Medicare Blog | Medicare News | Medicare Information

Medicare Blog | Medicare News | Medicare Information

CMS Issues Medicare Savings Report for Next 5 Years

Posted by Lauren Hidalgo on Fri, May 20, 2011 @ 09:52 AM

Medicare SupplementsLast week the Centers for Medicare and Medicaid Services (CMS) released a Medicare Savings Report outlining the Affordable Care Act that will not only improve the care Americans receive but save $120 billion for Medicare through 2015. Some of the improvements including preventive benefits, tying payment to quality standards, investing in patient safety, and offering incentives for those providers who participate in coordinated care have already been implemented.
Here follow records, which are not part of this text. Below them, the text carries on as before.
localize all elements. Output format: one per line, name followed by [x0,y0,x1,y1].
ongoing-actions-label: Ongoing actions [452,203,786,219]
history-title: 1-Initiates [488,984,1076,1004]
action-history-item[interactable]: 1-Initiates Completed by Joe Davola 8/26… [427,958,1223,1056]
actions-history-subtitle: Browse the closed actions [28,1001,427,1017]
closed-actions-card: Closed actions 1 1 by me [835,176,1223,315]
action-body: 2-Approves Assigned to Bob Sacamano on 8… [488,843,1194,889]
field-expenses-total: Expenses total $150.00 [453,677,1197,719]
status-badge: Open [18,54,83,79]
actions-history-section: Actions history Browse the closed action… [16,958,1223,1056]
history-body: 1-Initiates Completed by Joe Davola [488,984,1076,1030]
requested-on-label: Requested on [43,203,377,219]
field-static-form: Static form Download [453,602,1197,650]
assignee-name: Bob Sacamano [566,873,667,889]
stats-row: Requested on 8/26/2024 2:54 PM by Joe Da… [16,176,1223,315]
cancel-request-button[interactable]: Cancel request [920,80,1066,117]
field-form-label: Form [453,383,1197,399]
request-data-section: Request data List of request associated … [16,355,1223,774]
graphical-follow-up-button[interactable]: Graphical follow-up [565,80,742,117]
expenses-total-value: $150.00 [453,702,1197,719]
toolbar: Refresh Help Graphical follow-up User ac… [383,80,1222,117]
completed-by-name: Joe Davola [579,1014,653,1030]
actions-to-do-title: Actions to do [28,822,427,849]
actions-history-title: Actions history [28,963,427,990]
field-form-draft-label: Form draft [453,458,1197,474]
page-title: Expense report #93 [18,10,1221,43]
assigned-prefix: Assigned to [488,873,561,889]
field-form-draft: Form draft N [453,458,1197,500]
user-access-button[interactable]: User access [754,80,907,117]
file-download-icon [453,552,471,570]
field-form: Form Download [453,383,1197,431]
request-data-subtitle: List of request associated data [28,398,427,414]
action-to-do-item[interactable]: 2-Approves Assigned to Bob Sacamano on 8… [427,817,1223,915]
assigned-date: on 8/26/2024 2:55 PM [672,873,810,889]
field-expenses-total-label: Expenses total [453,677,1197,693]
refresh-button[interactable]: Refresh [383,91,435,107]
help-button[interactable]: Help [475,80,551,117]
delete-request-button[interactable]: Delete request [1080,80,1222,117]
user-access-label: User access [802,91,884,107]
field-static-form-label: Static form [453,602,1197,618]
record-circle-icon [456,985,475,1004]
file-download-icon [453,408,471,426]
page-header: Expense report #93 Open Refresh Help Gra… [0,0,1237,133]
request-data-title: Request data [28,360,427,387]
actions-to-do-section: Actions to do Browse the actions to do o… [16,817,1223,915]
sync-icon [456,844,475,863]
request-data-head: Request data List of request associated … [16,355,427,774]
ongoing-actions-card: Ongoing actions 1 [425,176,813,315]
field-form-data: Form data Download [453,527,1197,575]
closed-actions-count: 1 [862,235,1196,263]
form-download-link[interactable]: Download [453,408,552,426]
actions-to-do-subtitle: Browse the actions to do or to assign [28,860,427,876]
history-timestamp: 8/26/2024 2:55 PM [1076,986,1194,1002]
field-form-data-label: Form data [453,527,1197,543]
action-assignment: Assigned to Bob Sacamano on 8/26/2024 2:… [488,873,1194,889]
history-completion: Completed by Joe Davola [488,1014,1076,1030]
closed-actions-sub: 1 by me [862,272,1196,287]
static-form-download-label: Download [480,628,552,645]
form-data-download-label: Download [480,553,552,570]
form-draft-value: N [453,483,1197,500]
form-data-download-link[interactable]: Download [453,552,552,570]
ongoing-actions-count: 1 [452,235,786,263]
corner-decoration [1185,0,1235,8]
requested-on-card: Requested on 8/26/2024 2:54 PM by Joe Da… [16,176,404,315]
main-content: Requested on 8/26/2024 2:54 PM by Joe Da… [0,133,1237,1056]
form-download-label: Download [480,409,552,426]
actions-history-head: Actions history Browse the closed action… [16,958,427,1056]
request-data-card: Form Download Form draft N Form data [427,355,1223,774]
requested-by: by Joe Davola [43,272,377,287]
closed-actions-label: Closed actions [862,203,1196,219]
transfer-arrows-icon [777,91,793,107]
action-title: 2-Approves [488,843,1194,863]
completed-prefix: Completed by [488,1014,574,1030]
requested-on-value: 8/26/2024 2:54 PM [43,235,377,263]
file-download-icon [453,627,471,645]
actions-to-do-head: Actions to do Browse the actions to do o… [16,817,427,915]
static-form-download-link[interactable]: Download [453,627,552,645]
Some of the Medicare savings to begin now include:

  1. Rewarding Quality and Efficient Care - $55 Billion Savings
    New payment methods reward the quality of care received rather than the quantity of services. Their value-based plan already ties hospital payment to their performance and this system will also begin to apply to skilled nursing facilities, home health agencies, medical labs, clinics, ambulatory surgical centers, dialysis centers, and ambulance services as well. With new benchmarks for Medicare payment in place, this will help improve the quality of care patients receive as well as lower the costs.

  2. Patient Safety – Up to $10 Billion Savings
    When a patient’s physicians and other health care professionals work together across the health care system they improve the patient’s safety. CMS is now providing incentives for those who share solutions and have invested up to $1 billion of the Affordable Care Act’s funding to Partnership for Patients. This organization supports private partnerships to improve the quality, safety, and affordability of health care for all Americans.

  3. Combating Fraud, Waste and Abuse - $1.8 Billion Savings
    The main component of CMS’s anti-fraud campaign is prevention; keeping those fraudulent actors out of Medicare and Medicaid to begin with. They are implementing enhanced provider screening and enrollment requirements along with new tools to target high-risk entities. They have also developed technology similar to credit cards that is used to rapidly identify fraudulent billing patterns.

  4. Access to Durable Medical Equipment - $2.9 Billion Savings
    One benefit that Medicare pays more than other payers is durable medical equipment. This overpayment makes it more susceptible to fraud, abuse and unnecessary utilization. This year CMS instituted competitive bidding for durable medical equipment in nine metropolitan areas. Medicare is now paying 32% less for things in these areas and plans to expand the program over the next several years.

  5. Quitting Excessive Payments to Insurance Companies - $50 Billion Savings
    The Affordable Care Act reduces payment to private insurers contracted with Medicare. Prior to this Medicare Advantage plans were paid approximately 14% more per patient than those in traditional Medicare. Under the new provision Medicare Advantage excess payments will gradually be eliminated and aligned with those of Medicare.

How do you feel about the Affordable Care Act? Do you think these changes it will actually save Medicare $120 billion over the next 5 years?